In the analysis of the sensitivity, for the real setting of independent double reading, screen-detected cancers were considered true positive and interval cancers were considered false negative. For all scenarios, we considered true positive to be (a) screen-detected cancers only and (b) screen-detected and interval cancers where prior screening examination was selected for consensus or recall for scenario 11. In a, screen-detected cancers not among recall examinations for the different scenarios and all interval cancers were considered false negatives and in b, screen-detected cancers not among recalls and interval cancers not selected for consensus were considered false negatives.

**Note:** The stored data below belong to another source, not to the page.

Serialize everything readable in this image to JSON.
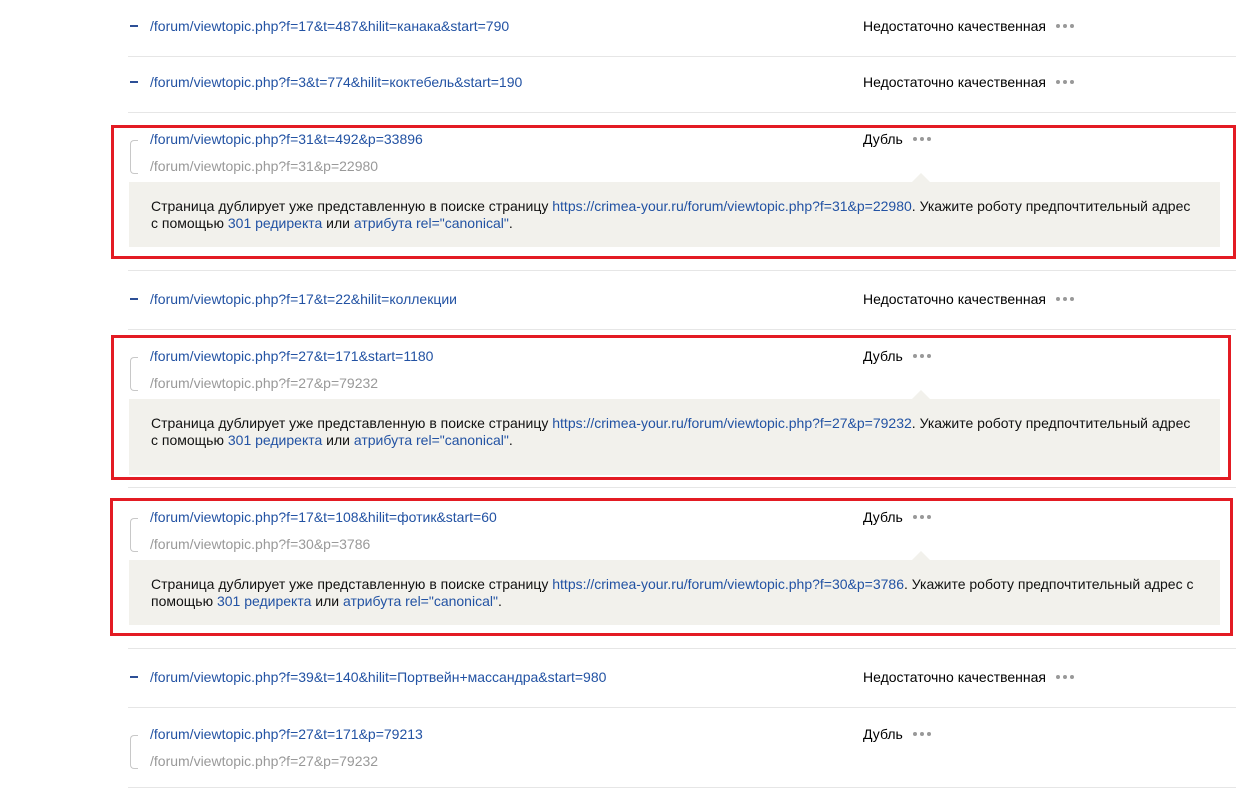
{
  "rows": [
    {
      "type": "simple",
      "url": "/forum/viewtopic.php?f=17&t=487&hilit=канака&start=790",
      "status": "Недостаточно качественная"
    },
    {
      "type": "simple",
      "url": "/forum/viewtopic.php?f=3&t=774&hilit=коктебель&start=190",
      "status": "Недостаточно качественная"
    },
    {
      "type": "duplicate",
      "url": "/forum/viewtopic.php?f=31&t=492&p=33896",
      "original_url": "/forum/viewtopic.php?f=31&p=22980",
      "status": "Дубль",
      "note": {
        "text_before": "Страница дублирует уже представленную в поиске страницу ",
        "link_url": "https://crimea-your.ru/forum/viewtopic.php?f=31&p=22980",
        "text_after": ". Укажите роботу предпочтительный адрес с помощью ",
        "redirect_link": "301 редиректа",
        "text_or": " или ",
        "canonical_link": "атрибута rel=\"canonical\"",
        "text_end": "."
      }
    },
    {
      "type": "simple",
      "url": "/forum/viewtopic.php?f=17&t=22&hilit=коллекции",
      "status": "Недостаточно качественная"
    },
    {
      "type": "duplicate",
      "url": "/forum/viewtopic.php?f=27&t=171&start=1180",
      "original_url": "/forum/viewtopic.php?f=27&p=79232",
      "status": "Дубль",
      "note": {
        "text_before": "Страница дублирует уже представленную в поиске страницу ",
        "link_url": "https://crimea-your.ru/forum/viewtopic.php?f=27&p=79232",
        "text_after": ". Укажите роботу предпочтительный адрес с помощью ",
        "redirect_link": "301 редиректа",
        "text_or": " или ",
        "canonical_link": "атрибута rel=\"canonical\"",
        "text_end": "."
      }
    },
    {
      "type": "duplicate",
      "url": "/forum/viewtopic.php?f=17&t=108&hilit=фотик&start=60",
      "original_url": "/forum/viewtopic.php?f=30&p=3786",
      "status": "Дубль",
      "note": {
        "text_before": "Страница дублирует уже представленную в поиске страницу ",
        "link_url": "https://crimea-your.ru/forum/viewtopic.php?f=30&p=3786",
        "text_after": ". Укажите роботу предпочтительный адрес с помощью ",
        "redirect_link": "301 редиректа",
        "text_or": " или ",
        "canonical_link": "атрибута rel=\"canonical\"",
        "text_end": "."
      }
    },
    {
      "type": "simple",
      "url": "/forum/viewtopic.php?f=39&t=140&hilit=Портвейн+массандра&start=980",
      "status": "Недостаточно качественная"
    },
    {
      "type": "duplicate",
      "url": "/forum/viewtopic.php?f=27&t=171&p=79213",
      "original_url": "/forum/viewtopic.php?f=27&p=79232",
      "status": "Дубль"
    }
  ],
  "colors": {
    "link": "#2252a3",
    "muted": "#999999",
    "note_bg": "#f2f1ec",
    "highlight": "#e31b23"
  },
  "icons": {
    "collapse": "minus-icon",
    "group": "bracket-icon",
    "menu": "more-dots-icon"
  }
}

Categorical variables were presented with frequencies and percentages. In the scenarios where AI was used as one reader, we could have combined AI score with radiologist 1 (R1), radiologist 2 (R2), or a random combination of the two from the independent double reading setting to estimate the different rates. Due to independent double reading, we expect similar results for the two readers, but we have presented results for AI and R1 only as the first reader are, by definition, independent. Sensitivity with a 95% confidence interval (CI) was calculated with the logit-transformed formula based on true positives and false negatives as described above. Confidence intervals for the potential rate of screen-detected and interval cancers were adjusted for non-independent observations. Stata version 17.0 for Windows (StataCorp) was used to analyze the data.